Por primera vez en meses, Yoselin sintió cómo una grieta se formaba en su coraza emocional. Sus manos se tensaron, y un nudo se instaló en su garganta. No podía mentirles más. Inspiró profundamente y dejó que las palabras fluyeran.
—Es verdad. Trabajo para una organización delictiva. La Secta Roja. No he hecho daño a nadie directamente, pero... los ayudo a ser más fuertes, a controlar sus mentes. No es lo que ustedes soñaron para mí, lo sé, pero es lo que elegí.
El silencio se hizo pesado. Su madre rompió a llorar, su padre apretó los puños, luchando por contener su enojo y tristeza.
—¿En qué momento te perdimos, Yoselin? —susurró su madre.
—No me perdieron —respondió ella, con una voz firme pero sin calidez—. Solo cambié. Este es mi camino ahora. No pueden decir nada, por su seguridad. Si hablan, los pondrán en peligro.
Su padre, con los ojos llenos de lágrimas, asintió con resignación. Sabía que había perdido a su hija inocente. En su lugar había una joven con una mirada fría, distante, alguien que había enterrado su humanidad bajo capas de acero.
Días después, llegó el tan esperado cumpleaños de Yoselin. La noticia de su cumpleaños se extendió rápidamente por La Secta Roja. A pesar del ambiente violento y despiadado en el que se desenvolvían, todos respetaban y valoraban el trabajo que ella hacía por ellos.
La noche de su cumpleaños, le organizaron una pequeña fiesta en una de las bodegas.

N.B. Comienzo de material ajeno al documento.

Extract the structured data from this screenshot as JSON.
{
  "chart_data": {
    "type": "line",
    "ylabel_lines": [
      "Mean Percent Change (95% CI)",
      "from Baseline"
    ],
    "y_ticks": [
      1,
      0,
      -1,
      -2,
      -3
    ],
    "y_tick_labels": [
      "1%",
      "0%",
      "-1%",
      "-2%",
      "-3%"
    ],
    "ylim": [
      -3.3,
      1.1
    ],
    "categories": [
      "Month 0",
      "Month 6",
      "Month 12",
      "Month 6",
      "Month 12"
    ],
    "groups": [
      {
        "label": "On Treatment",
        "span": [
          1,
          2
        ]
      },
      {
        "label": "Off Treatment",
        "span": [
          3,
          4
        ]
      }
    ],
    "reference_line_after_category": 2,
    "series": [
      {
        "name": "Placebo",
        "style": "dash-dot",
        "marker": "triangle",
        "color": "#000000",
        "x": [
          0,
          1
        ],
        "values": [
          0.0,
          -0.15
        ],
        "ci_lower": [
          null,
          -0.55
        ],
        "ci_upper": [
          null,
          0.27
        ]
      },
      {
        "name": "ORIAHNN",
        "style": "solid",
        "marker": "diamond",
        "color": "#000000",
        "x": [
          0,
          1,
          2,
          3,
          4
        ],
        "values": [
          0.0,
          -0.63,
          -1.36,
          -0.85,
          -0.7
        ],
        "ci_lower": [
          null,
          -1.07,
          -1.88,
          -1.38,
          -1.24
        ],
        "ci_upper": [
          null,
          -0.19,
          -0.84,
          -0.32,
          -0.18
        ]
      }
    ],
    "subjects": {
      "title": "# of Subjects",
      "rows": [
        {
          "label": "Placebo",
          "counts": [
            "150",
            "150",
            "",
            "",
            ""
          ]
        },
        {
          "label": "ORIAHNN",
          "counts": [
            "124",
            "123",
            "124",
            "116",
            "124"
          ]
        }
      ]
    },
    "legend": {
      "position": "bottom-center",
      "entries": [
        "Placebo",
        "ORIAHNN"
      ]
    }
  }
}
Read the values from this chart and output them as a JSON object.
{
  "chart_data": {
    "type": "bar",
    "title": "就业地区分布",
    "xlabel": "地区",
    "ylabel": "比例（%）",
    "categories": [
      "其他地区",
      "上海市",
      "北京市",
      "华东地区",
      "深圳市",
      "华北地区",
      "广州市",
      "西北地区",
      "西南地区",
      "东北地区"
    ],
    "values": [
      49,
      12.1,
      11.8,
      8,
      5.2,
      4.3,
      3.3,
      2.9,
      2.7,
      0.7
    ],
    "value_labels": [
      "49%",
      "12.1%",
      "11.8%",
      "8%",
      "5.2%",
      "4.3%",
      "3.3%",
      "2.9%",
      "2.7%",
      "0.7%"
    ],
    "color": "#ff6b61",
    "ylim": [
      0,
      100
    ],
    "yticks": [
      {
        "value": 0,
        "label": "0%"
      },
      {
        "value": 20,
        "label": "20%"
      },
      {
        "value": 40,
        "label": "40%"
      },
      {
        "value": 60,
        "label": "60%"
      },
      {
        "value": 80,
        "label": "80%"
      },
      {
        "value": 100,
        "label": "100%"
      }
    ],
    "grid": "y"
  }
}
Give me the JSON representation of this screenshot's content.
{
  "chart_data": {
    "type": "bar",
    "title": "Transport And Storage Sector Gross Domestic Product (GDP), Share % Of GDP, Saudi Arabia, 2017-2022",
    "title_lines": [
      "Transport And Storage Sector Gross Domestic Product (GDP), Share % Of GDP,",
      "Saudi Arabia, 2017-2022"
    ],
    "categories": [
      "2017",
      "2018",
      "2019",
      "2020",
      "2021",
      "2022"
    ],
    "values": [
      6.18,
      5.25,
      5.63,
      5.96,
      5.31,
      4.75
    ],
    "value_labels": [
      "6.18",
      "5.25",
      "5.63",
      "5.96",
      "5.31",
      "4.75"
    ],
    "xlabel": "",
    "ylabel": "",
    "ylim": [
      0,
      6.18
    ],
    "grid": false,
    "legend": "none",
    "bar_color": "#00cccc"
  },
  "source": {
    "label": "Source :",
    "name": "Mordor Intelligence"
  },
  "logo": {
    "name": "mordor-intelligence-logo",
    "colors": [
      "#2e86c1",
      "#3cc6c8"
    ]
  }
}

Globos oscuros, luces tenues y una atmósfera cargada de gratitud y reconocimiento. Óscar se mantenía cerca, con una sonrisa orgullosa y protectora. Los pollitos, ahora más fuertes y seguros, le agradecieron uno a uno. Algunos, incluso, le dijeron que gracias a ella habían encontrado una razón para seguir adelante.
El jefe se acercó a ella al final de la noche. Sus ojos, normalmente duros y calculadores, mostraban un destello de humanidad.
—Has demostrado una valentía que pocos tienen, Yoselin. Estoy orgulloso de ti. Me recuerdas a una hija que nunca tuve. Pero ten cuidado... este mundo es una trampa de la que es difícil salir.
Ella asintió, sintiendo por primera vez una mezcla de orgullo y miedo. Sabía que estaba en la cima de algo peligroso, algo que podría desmoronarse en cualquier momento. Pero por ahora, solo podía seguir avanzando.
Los 18 años llegaron con una libertad peligrosa y una responsabilidad pesada. Ya no había vuelta atrás. Yoselin estaba lista para enfrentar lo que viniera, sin importar el precio que tuviera que pagar.